The gargantuan Airlander 10 has taken to the skies once more, after it crashed nine months ago during a test flight.
UK-based Hybrid Air Vehicles resumed test flights of its Airlander 10 hybrid airship after making some structural changes to the design, and repairs to the airship’s cockpit and landing gear.
The program suffered a setback last year after the test aircraft took a thoroughly underwhelming nosedive while attempting to land.
Nobody was hurt during the crash, which happened very slowly due to the airship’s lighter than air design.
During this week’s test flight, the Airlander successfully completed a 2.5-hour flight from its base at Cardington field, but UK regulatory restriction prevented it from flying above 1,300m or further than 15 miles from its base.
Hybrid Air Vehicles claims the Airlander 10 can reach altitudes of 6,100 meters and it has a range in excess of 2,000 nautical miles, but a series of test flights must first be completed for it to receive regulatory clearance.

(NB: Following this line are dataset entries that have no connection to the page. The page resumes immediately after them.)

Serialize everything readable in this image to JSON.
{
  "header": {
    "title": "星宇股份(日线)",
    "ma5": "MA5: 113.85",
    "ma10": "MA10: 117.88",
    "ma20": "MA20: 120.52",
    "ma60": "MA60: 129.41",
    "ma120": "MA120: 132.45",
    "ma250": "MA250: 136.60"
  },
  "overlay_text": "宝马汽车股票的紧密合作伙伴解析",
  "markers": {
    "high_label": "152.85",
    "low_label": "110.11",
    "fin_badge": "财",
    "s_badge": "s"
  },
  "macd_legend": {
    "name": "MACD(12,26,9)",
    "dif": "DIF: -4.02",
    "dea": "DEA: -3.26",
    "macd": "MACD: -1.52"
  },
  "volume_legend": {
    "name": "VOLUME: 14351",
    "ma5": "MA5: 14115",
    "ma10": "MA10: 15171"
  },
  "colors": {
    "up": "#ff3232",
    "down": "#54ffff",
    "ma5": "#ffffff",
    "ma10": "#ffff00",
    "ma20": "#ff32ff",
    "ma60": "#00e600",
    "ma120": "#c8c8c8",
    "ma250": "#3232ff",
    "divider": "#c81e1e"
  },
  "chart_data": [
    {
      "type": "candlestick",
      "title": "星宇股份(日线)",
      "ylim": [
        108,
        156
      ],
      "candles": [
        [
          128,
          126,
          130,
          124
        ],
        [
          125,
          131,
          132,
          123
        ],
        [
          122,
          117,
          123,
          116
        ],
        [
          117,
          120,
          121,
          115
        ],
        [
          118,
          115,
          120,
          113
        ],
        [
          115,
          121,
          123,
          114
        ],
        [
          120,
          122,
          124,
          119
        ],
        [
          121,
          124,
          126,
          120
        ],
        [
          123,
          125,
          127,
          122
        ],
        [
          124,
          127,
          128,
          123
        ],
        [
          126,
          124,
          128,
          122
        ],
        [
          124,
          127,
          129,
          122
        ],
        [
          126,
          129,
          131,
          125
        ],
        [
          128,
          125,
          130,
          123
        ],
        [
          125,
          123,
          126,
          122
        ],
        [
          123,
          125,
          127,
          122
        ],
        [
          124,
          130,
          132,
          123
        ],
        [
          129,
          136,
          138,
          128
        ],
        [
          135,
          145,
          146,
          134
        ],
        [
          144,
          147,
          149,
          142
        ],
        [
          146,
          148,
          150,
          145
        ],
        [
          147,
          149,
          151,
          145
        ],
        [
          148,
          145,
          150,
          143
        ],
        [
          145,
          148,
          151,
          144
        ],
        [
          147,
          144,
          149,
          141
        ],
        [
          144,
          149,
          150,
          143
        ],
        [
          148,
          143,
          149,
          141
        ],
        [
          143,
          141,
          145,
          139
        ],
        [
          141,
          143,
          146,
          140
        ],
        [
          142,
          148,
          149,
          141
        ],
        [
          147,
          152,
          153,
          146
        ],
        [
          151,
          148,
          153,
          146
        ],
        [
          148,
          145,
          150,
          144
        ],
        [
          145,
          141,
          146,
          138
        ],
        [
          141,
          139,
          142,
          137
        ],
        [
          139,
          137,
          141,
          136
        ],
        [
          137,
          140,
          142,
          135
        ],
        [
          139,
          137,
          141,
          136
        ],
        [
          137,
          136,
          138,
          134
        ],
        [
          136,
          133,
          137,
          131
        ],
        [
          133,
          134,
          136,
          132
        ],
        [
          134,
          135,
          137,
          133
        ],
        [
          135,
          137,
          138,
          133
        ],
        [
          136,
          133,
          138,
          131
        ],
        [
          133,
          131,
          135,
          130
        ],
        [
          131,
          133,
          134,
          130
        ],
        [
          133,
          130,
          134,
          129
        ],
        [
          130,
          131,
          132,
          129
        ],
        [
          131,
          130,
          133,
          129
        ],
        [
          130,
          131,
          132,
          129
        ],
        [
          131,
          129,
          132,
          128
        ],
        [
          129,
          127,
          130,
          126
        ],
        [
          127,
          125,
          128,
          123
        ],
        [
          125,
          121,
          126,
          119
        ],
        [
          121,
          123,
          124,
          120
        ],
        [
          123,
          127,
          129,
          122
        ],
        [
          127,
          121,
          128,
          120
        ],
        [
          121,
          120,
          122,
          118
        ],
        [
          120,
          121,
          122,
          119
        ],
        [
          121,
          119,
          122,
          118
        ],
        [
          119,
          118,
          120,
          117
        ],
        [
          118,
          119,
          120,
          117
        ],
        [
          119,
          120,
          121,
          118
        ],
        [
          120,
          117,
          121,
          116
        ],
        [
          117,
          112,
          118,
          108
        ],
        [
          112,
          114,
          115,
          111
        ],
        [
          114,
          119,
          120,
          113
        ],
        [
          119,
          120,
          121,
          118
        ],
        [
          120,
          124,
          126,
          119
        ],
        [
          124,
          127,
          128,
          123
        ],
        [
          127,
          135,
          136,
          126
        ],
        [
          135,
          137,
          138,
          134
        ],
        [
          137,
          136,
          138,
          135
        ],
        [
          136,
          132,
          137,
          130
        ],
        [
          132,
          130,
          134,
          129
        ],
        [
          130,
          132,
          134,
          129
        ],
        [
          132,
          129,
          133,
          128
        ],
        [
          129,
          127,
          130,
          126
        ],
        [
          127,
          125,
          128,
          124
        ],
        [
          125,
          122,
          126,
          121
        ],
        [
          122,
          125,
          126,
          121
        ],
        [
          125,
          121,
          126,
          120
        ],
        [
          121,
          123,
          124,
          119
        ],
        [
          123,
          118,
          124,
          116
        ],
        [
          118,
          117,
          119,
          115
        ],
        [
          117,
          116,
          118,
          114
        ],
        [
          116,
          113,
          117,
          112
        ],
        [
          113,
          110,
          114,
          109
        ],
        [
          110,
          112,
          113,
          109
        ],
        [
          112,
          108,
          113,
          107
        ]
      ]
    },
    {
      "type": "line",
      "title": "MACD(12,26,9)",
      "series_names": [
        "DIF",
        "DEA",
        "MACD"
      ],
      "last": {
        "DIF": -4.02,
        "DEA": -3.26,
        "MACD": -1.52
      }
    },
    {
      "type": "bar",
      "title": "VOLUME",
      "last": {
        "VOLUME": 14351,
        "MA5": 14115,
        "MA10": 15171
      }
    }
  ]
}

The appeal of Hybrid Airships is potentially huge. They require little fixed ground infrastructure or runways, flight crews are optional, and they burn less fuel than airplanes.
How they navigate through variable weather conditions at low altitudes however, remains to be seen, hence the test flights.
Hybrid Air Vehicles expects to produce ten units annually of the US$32 million, 10-tonne-payload Airlander 10 within the next four years and is also working on a larger Airlander 50, with a payload of 60 tonnes.
The current Airlander 10 can only carry 10 tonnes.